Walmart, Inc | Worker Pay in Executive Compensation at Walmart, Inc

4.32% votes in favour
AGM date
Previous AGM date
Proposal number
Resolution details
Company ticker
Resolution ask
Adopt or amend a policy
ESG theme
  • Governance
ESG sub-theme
  • Remuneration or pay
Type of vote
Shareholder proposal
Filer type
Company sector
Consumer Discretionary
Company HQ country
United States
Resolved clause
RESOLVED: Shareholders of Walmart Stores, Inc. (“Walmart”) request the adoption of a policy that recommends the Compensation and Management Development Committee (“Committee”) of the Board of Directors to take into consideration the pay grades and/or salary ranges of all classifications of Walmart employees when setting target amounts for chief executive officer (“CEO”) compensation. Compliance with this policy is excused if it violates any existing contractual obligation or the terms of any existing compensation plan.
Supporting statement
Supporting Statement: This proposal encourages the Committee to consider whether the CEO’s compensation is internally aligned with Walmart’s pay practices for its other employees. This proposal is not a request for new disclosures. Rather, it is a suggested improvement and enhancement to the Committee’s process for setting target amounts for the CEO’s compensation.
Under this proposal, the Committee will have discretion to determine how other employees’ pay should influence CEO compensation. This proposal does not require the Committee to use employee pay data in a specific way to set CEO compensation and the Committee retains authority to use peer group data or other relevant information when setting CEO pay targets.
There are potential risks to employee morale and company reputation from excessive CEO pay.1 The 2021 proxy season showed substantial increases in shareholder opposition to CEO pay packages, with a record 16 pay packages rejected. Additionally, As You Sow’s annual “The Most Overpaid CEOs report” notes that since its inaugural report in 2015, companies with the most overpaid CEOs have provided lower returns for shareholders than the average S&P 500 company.2 Walmart has been listed in As You Sow’s annual top 100 most overpaid CEOs since 2017.
A 2022 survey of Americans found that 87% agree the growing CEO to worker pay gap is a problem and 73% feel that most CEOs of America’s largest companies are compensated too much.3 Additionally, of those surveyed, 85% agree that companies can make meaningful impact to reduce income inequality by raising their minimum wage to a living wage.
The United States is currently experiencing the highest inflation in 40 years, which is having devastating impacts on low-wage workers.4 Although Walmart has gradually raised wages for its hourly associates, these gains have been outpaced by rising inflation.

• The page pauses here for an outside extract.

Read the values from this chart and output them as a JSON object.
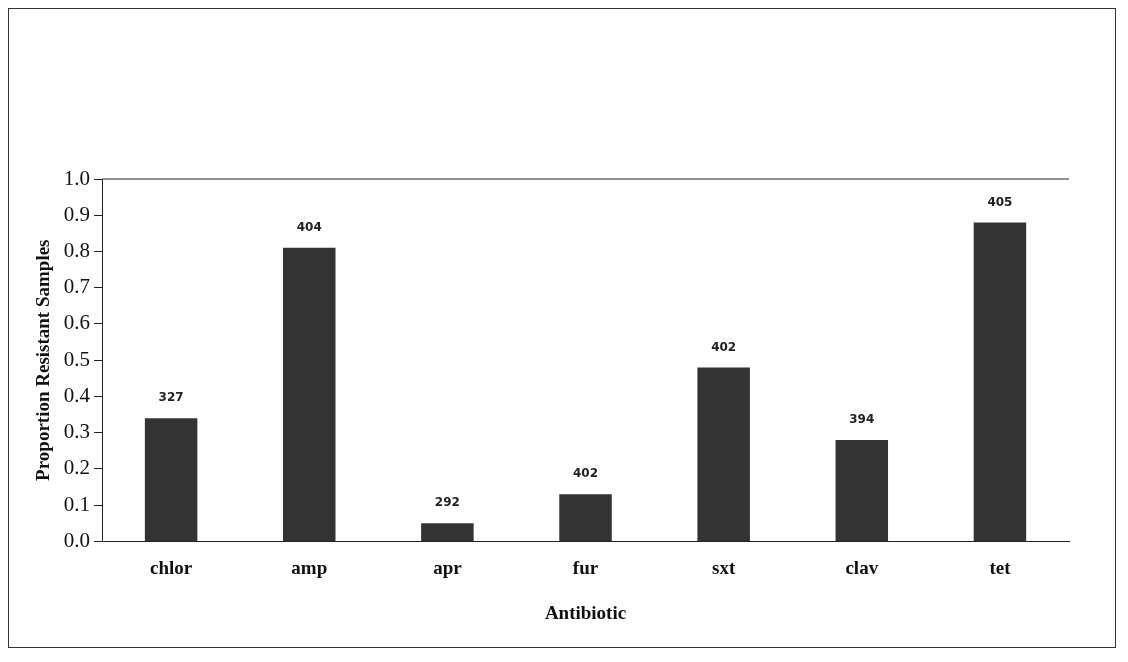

In a recent paper, economists found that households earning less than $30,000 a year consistently experienced higher realized inflation than those earning more than $100,000 a year and are more negatively impacted by faster price growth of essential products and services.5 The fiscal 2022 annual total compensation of Walmart’s median associate was $25,335, compared to $25,670,673 for the CEO exceeding 1000 to 1 ratio.6
Given Walmart’s acknowledgement that “investing in frontline retail workers also creates value beyond Walmart,”7 we believe that evaluating the pay grades for all employees when determining CEO compensation would help demonstrate Walmart’s commitment to supporting its associates and help mitigate risks associated with growing CEO-worker pay gaps.
3 Analysis_May-2022-min.pdf

How other organisations have declared their voting intentions

Organisation name Declared voting intentions Rationale
Rothschild & co Asset Management For
Anima Sgr Against As while many sources have indicated rising disparity between the pay levels of executives and other employees, it is unclear how the proponents' request would provide meaningful information about the company's top executive compensation policies and practices beyond what the company already discloses in its proxy. The company's current level of disclosure regarding executive compensation target-setting adheres to industry standards and provides sufficient information to assess the company's process for determining CEO pay levels. Further, the company maintains annual advisory say-on-pay proposals. Lastly, while the proponents are not requesting a calculation using executive and employee pay levels, the mandated disclosure of pay ratio does provide more information on the median employee than previously disclosed, which increases transparency for shareholders concerned about wage inequality in general.